The other two finalists for the professional category was “YesTap” and “Space Bears”. YesTap was a simplified commerce API that allows users to tap their phones on menus laid out in restaurants like McDonalds, for instant ordering. They figured that too much time is wasted in the traditional format of waiting in line and telling a cashier what you want, so with YesTap, people can order from a menu before actually entering the restaurant.
Meanwhile the Space Bear’s “Donk” solution was a tap and go payment system that leverages geolocation to allow users to turn their mobile devices into a POS. “It pretty much turns any device into a point-of-sale terminal,” said a member of Space Bears.
“All five teams had good ideas, but the two teams that won had that nugget of a product that was capable of making a real difference in peoples’ day to day commerce experience,” said Bader.
In referring to MovieTickle, Bader said that “it was also easy to see a revenue model through licensing, something that the rest were somewhat lacking.”
Of interesting note was that several of the teams, whether they won or not, noted the value of the developer challenge.
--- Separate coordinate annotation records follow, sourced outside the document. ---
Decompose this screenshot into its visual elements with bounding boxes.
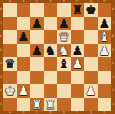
- square-e8[interactable]: [57, 3, 71, 17]
- square-e2[interactable]: [57, 84, 71, 98]
- coord-rank-6-left: 6: [0, 35, 2, 38]
- square-d3[interactable]: [44, 71, 58, 85]
- square-b2[interactable]: ♟: [17, 84, 31, 98]
- coord-file-f-top: f: [77, 0, 78, 3]
- coord-file-g-bottom: g: [90, 111, 92, 114]
- square-d2[interactable]: [44, 84, 58, 98]
- square-h1[interactable]: [98, 98, 112, 112]
- piece-black-pawn-c5[interactable]: ♟: [31, 44, 42, 58]
- coord-rank-4-right: 4: [112, 62, 114, 65]
- square-g4[interactable]: [84, 57, 98, 71]
- coord-file-b-top: b: [23, 0, 25, 3]
- piece-black-pawn-e7[interactable]: ♟: [58, 17, 69, 31]
- piece-black-queen-a4[interactable]: ♛: [4, 57, 15, 71]
- square-b4[interactable]: [17, 57, 31, 71]
- square-c2[interactable]: [30, 84, 44, 98]
- square-a5[interactable]: [3, 44, 17, 58]
- square-h3[interactable]: [98, 71, 112, 85]
- coord-rank-5-left: 5: [0, 49, 2, 52]
- square-g1[interactable]: [84, 98, 98, 112]
- coord-rank-2-left: 2: [0, 89, 2, 92]
- square-d8[interactable]: [44, 3, 58, 17]
- square-b8[interactable]: [17, 3, 31, 17]
- square-d7[interactable]: [44, 17, 58, 31]
- coord-file-e-bottom: e: [63, 111, 65, 114]
- square-f3[interactable]: [71, 71, 85, 85]
- piece-white-pawn-h5[interactable]: ♟: [99, 44, 110, 58]
- coord-rank-7-right: 7: [112, 22, 114, 25]
- square-c7[interactable]: ♟: [30, 17, 44, 31]
- square-e5[interactable]: ♞: [57, 44, 71, 58]
- square-e3[interactable]: [57, 71, 71, 85]
- piece-white-king-a2[interactable]: ♚: [4, 84, 15, 98]
- coord-rank-4-left: 4: [0, 62, 2, 65]
- square-b3[interactable]: [17, 71, 31, 85]
- coord-file-d-top: d: [50, 0, 52, 3]
- square-d5[interactable]: ♞: [44, 44, 58, 58]
- piece-white-pawn-g2[interactable]: ♟: [85, 84, 96, 98]
- coord-rank-3-right: 3: [112, 76, 114, 79]
- piece-white-queen-e6[interactable]: ♛: [58, 30, 69, 44]
- square-a1[interactable]: [3, 98, 17, 112]
- square-b7[interactable]: [17, 17, 31, 31]
- square-a6[interactable]: [3, 30, 17, 44]
- coord-rank-8-left: 8: [0, 8, 2, 11]
- piece-black-rook-f8[interactable]: ♜: [72, 3, 83, 17]
- coord-rank-5-right: 5: [112, 49, 114, 52]
- square-c1[interactable]: ♜: [30, 98, 44, 112]
- square-e6[interactable]: ♛: [57, 30, 71, 44]
- square-g7[interactable]: [84, 17, 98, 31]
- piece-white-bishop-h6[interactable]: ♝: [99, 30, 110, 44]
- coord-rank-1-left: 1: [0, 103, 2, 106]
- square-h5[interactable]: ♟: [98, 44, 112, 58]
- square-h6[interactable]: ♝: [98, 30, 112, 44]
- square-a7[interactable]: [3, 17, 17, 31]
- coord-file-d-bottom: d: [50, 111, 52, 114]
- coord-rank-1-right: 1: [112, 103, 114, 106]
- square-b5[interactable]: [17, 44, 31, 58]
- square-h8[interactable]: [98, 3, 112, 17]
- square-c5[interactable]: ♟: [30, 44, 44, 58]
- piece-black-pawn-f5[interactable]: ♟: [72, 44, 83, 58]
- coord-file-c-top: c: [36, 0, 38, 3]
- square-f2[interactable]: [71, 84, 85, 98]
- piece-black-bishop-e4[interactable]: ♝: [58, 57, 69, 71]
- coord-rank-3-left: 3: [0, 76, 2, 79]
- square-g2[interactable]: ♟: [84, 84, 98, 98]
- coord-rank-2-right: 2: [112, 89, 114, 92]
- coord-file-c-bottom: c: [36, 111, 38, 114]
- piece-black-knight-d5[interactable]: ♞: [45, 44, 56, 58]
- square-d4[interactable]: [44, 57, 58, 71]
- square-a8[interactable]: [3, 3, 17, 17]
- square-f1[interactable]: [71, 98, 85, 112]
- square-d1[interactable]: ♜: [44, 98, 58, 112]
- square-g5[interactable]: [84, 44, 98, 58]
- square-a4[interactable]: ♛: [3, 57, 17, 71]
- square-f7[interactable]: [71, 17, 85, 31]
- piece-black-pawn-h7[interactable]: ♟: [99, 17, 110, 31]
- square-g3[interactable]: [84, 71, 98, 85]
- piece-white-rook-c1[interactable]: ♜: [31, 98, 42, 112]
- square-b6[interactable]: ♟: [17, 30, 31, 44]
- coord-rank-8-right: 8: [112, 8, 114, 11]
- square-a2[interactable]: ♚: [3, 84, 17, 98]
- square-h4[interactable]: [98, 57, 112, 71]
- coord-file-e-top: e: [63, 0, 65, 3]
- square-g6[interactable]: [84, 30, 98, 44]
- square-f8[interactable]: ♜: [71, 3, 85, 17]
- square-f4[interactable]: ♟: [71, 57, 85, 71]
- coord-file-b-bottom: b: [23, 111, 25, 114]
- coord-rank-6-right: 6: [112, 35, 114, 38]
- square-a3[interactable]: [3, 71, 17, 85]
- piece-white-knight-e5[interactable]: ♞: [58, 44, 69, 58]
- square-b1[interactable]: [17, 98, 31, 112]
- chessboard-screenshot: ♜♚♟♟♟♟♛♝♟♞♞♟♟♛♝♟♚♟♟♜♜ aabbccddeeffgghh88…: [0, 0, 115, 114]
- square-h2[interactable]: [98, 84, 112, 98]
- square-e1[interactable]: [57, 98, 71, 112]
- square-h7[interactable]: ♟: [98, 17, 112, 31]
- coord-file-a-bottom: a: [9, 111, 11, 114]
- coord-file-h-top: h: [104, 0, 106, 3]
- square-c8[interactable]: [30, 3, 44, 17]
- square-d6[interactable]: [44, 30, 58, 44]
- piece-black-pawn-b6[interactable]: ♟: [18, 30, 29, 44]
- coord-file-f-bottom: f: [77, 111, 78, 114]
- square-e7[interactable]: ♟: [57, 17, 71, 31]
- coord-file-h-bottom: h: [104, 111, 106, 114]
- square-g8[interactable]: ♚: [84, 3, 98, 17]
- coord-file-g-top: g: [90, 0, 92, 3]
- piece-white-pawn-b2[interactable]: ♟: [18, 84, 29, 98]
- piece-black-pawn-c7[interactable]: ♟: [31, 17, 42, 31]
- square-f6[interactable]: [71, 30, 85, 44]
- square-e4[interactable]: ♝: [57, 57, 71, 71]
- coord-rank-7-left: 7: [0, 22, 2, 25]
- piece-white-pawn-f4[interactable]: ♟: [72, 57, 83, 71]
- square-f5[interactable]: ♟: [71, 44, 85, 58]
- chess-board[interactable]: ♜♚♟♟♟♟♛♝♟♞♞♟♟♛♝♟♚♟♟♜♜: [3, 3, 111, 111]
- square-c6[interactable]: [30, 30, 44, 44]
- square-c3[interactable]: [30, 71, 44, 85]
- square-c4[interactable]: [30, 57, 44, 71]
- piece-white-rook-d1[interactable]: ♜: [45, 98, 56, 112]
- coord-file-a-top: a: [9, 0, 11, 3]
- piece-black-king-g8[interactable]: ♚: [85, 3, 96, 17]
Many said that the challenge was more organized and higher-quality than other hackathons.
“I think it’s a lot of fun,” said PayMint’s Victor Zhang. “It’s great to really use technology to build a final product that you can see and test, and I think its fun to be able to be with your friends and build amazing things.”
Members from team “Karma Police” said they would have never accomplished at home what they did during the weekend, even if they had two months. “Someone has to take initiatives like this so young stars like us, university students who don’t have time to do this in two days, can get a chance to do that right now,” said Khan Obyoy Azad, a computer science student at York University. “Right now MasterCard gave us that chance and we’re networking a lot, we’re gaining a lot of experience and we’re learning.”
Azad also mentioned that mentors who were provided for the teams ended up helping a lot. Their’s posed questions and challenged them on different aspects of their idea, something they evidently appreciated.